I figured storing it in a TStringList should be sufficient until I'm done. I just need to store them outside of the original string for easier cross referencing, then if the original string changes, add them back at the end. (but that's easy - its the extracting part I'm having trouble with)

It should start at the # and end/break when it encounters a [space].

The way I initially planned it was to use Boolean flags (defaulted to False), then check for the different hashtags, set them to true if found, and extract anything after a [:] separately. (but I'm sure there is a better way of doing it)

Any advice will be greatly appreciated.


Solution

  • The following shows a simple console application which you could use as the basis for a solution. It works because assigning your input string to the DelimitedText property of a StringList causes the StringList to parse the input into a series of space-limited lines.

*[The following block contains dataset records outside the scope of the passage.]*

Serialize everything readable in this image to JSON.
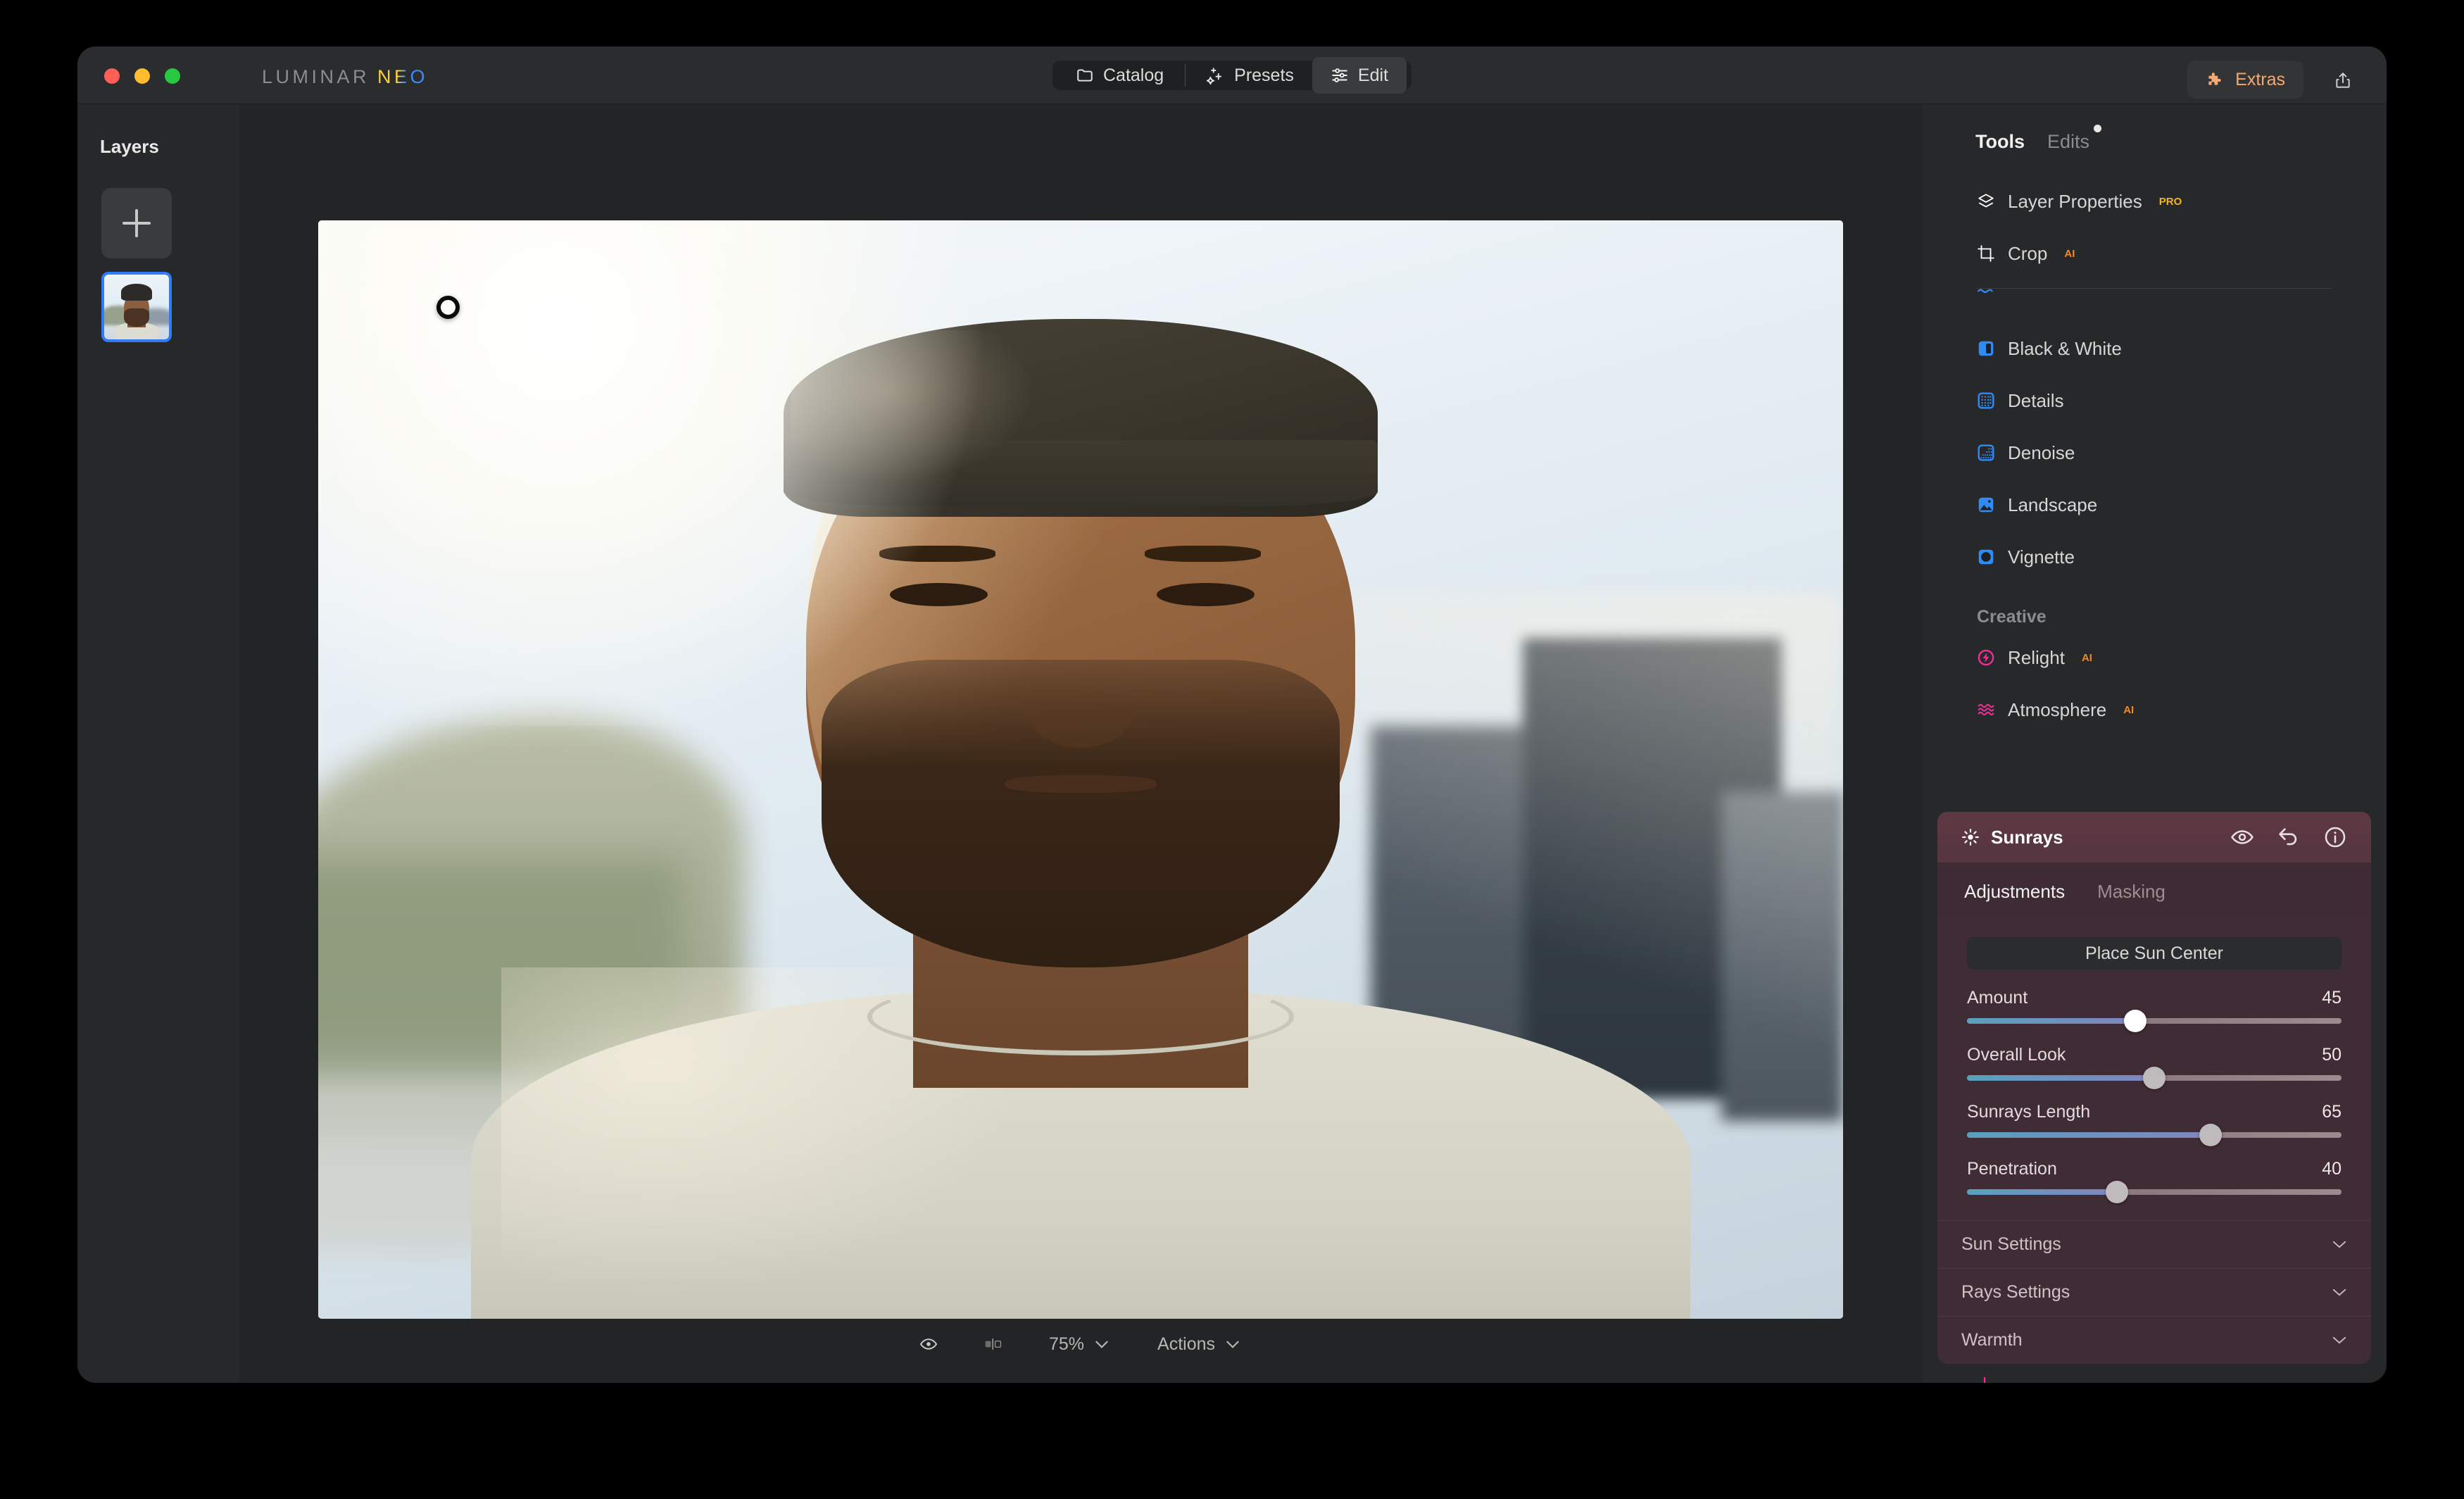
{
  "app": {
    "brand_primary": "LUMINAR",
    "brand_secondary": "NEO"
  },
  "titlebar": {
    "modes": [
      {
        "label": "Catalog",
        "icon": "folder-icon",
        "active": false
      },
      {
        "label": "Presets",
        "icon": "sparkle-icon",
        "active": false
      },
      {
        "label": "Edit",
        "icon": "sliders-icon",
        "active": true
      }
    ],
    "extras_label": "Extras",
    "extras_icon": "puzzle-icon",
    "extras_color": "#f5a971",
    "share_icon": "share-icon"
  },
  "layers": {
    "title": "Layers",
    "add_button_icon": "plus-icon",
    "selected_layer_border": "#2f7cf6"
  },
  "canvas": {
    "marker": "sun-center-marker"
  },
  "bottombar": {
    "items": [
      {
        "label": "",
        "icon": "eye-icon"
      },
      {
        "label": "",
        "icon": "compare-split-icon"
      },
      {
        "label": "75%",
        "icon": "chevron-down-icon"
      },
      {
        "label": "Actions",
        "icon": "chevron-down-icon"
      }
    ],
    "zoom_level": "75%",
    "actions_label": "Actions"
  },
  "tools_panel": {
    "tabs": [
      {
        "label": "Tools",
        "active": true,
        "dot": false
      },
      {
        "label": "Edits",
        "active": false,
        "dot": true
      }
    ],
    "items": [
      {
        "label": "Layer Properties",
        "badge": "PRO",
        "badge_kind": "pro",
        "icon": "layers-icon",
        "icon_color": "#ffffff"
      },
      {
        "label": "Crop",
        "badge": "AI",
        "badge_kind": "ai",
        "icon": "crop-icon",
        "icon_color": "#ffffff"
      },
      {
        "label": "Black & White",
        "badge": "",
        "badge_kind": "",
        "icon": "black-white-icon",
        "icon_color": "#2f8bf6"
      },
      {
        "label": "Details",
        "badge": "",
        "badge_kind": "",
        "icon": "details-icon",
        "icon_color": "#2f8bf6"
      },
      {
        "label": "Denoise",
        "badge": "",
        "badge_kind": "",
        "icon": "denoise-icon",
        "icon_color": "#2f8bf6"
      },
      {
        "label": "Landscape",
        "badge": "",
        "badge_kind": "",
        "icon": "landscape-icon",
        "icon_color": "#2f8bf6"
      },
      {
        "label": "Vignette",
        "badge": "",
        "badge_kind": "",
        "icon": "vignette-icon",
        "icon_color": "#2f8bf6"
      }
    ],
    "creative_label": "Creative",
    "creative_items": [
      {
        "label": "Relight",
        "badge": "AI",
        "badge_kind": "ai",
        "icon": "relight-icon",
        "icon_color": "#f02f9a"
      },
      {
        "label": "Atmosphere",
        "badge": "AI",
        "badge_kind": "ai",
        "icon": "atmosphere-icon",
        "icon_color": "#f02f9a"
      }
    ]
  },
  "sunrays": {
    "title": "Sunrays",
    "title_icon": "sun-icon",
    "header_color": "#5e3843",
    "actions": [
      {
        "icon": "eye-icon",
        "name": "toggle-visibility"
      },
      {
        "icon": "undo-icon",
        "name": "reset-tool"
      },
      {
        "icon": "info-icon",
        "name": "tool-info"
      }
    ],
    "tabs": [
      {
        "label": "Adjustments",
        "active": true
      },
      {
        "label": "Masking",
        "active": false
      }
    ],
    "place_sun_label": "Place Sun Center",
    "sliders": [
      {
        "label": "Amount",
        "value": 45,
        "percent": 45,
        "bright_knob": true
      },
      {
        "label": "Overall Look",
        "value": 50,
        "percent": 50,
        "bright_knob": false
      },
      {
        "label": "Sunrays Length",
        "value": 65,
        "percent": 65,
        "bright_knob": false
      },
      {
        "label": "Penetration",
        "value": 40,
        "percent": 40,
        "bright_knob": false
      }
    ],
    "collapsed_sections": [
      {
        "label": "Sun Settings",
        "icon": "chevron-down-icon"
      },
      {
        "label": "Rays Settings",
        "icon": "chevron-down-icon"
      },
      {
        "label": "Warmth",
        "icon": "chevron-down-icon"
      }
    ]
  }
}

It is then a simple matter to look for the ones which start with a #.

    The code is written as a Delphi console application but should be trivial to convert to Lazarus/FPC.

    Code:

    program HashTags;
    
    {$APPTYPE CONSOLE}
    
    uses
      Classes, SysUtils;
    
    procedure TestHashTags;
    var
      TL : TStringList;
      S : String;
      i : Integer;
    begin
      TL := TStringList.Create;
      try
        S := '2017-08-31 This is a useless sentence being used as an example. #Example #Date:2017-09-01 #NothingWow (and then some more text for good measure)';
        TL.DelimitedText := S;
        for i := 0 to TL.Count - 1 do begin
        if Pos('#', TL[i]) = 1 then
          writeln(i, ' ', TL[i]);
        end;
      finally
        TL.Free;
      end;
      readln;
    end;
    
    begin
      TestHashTags;
    end.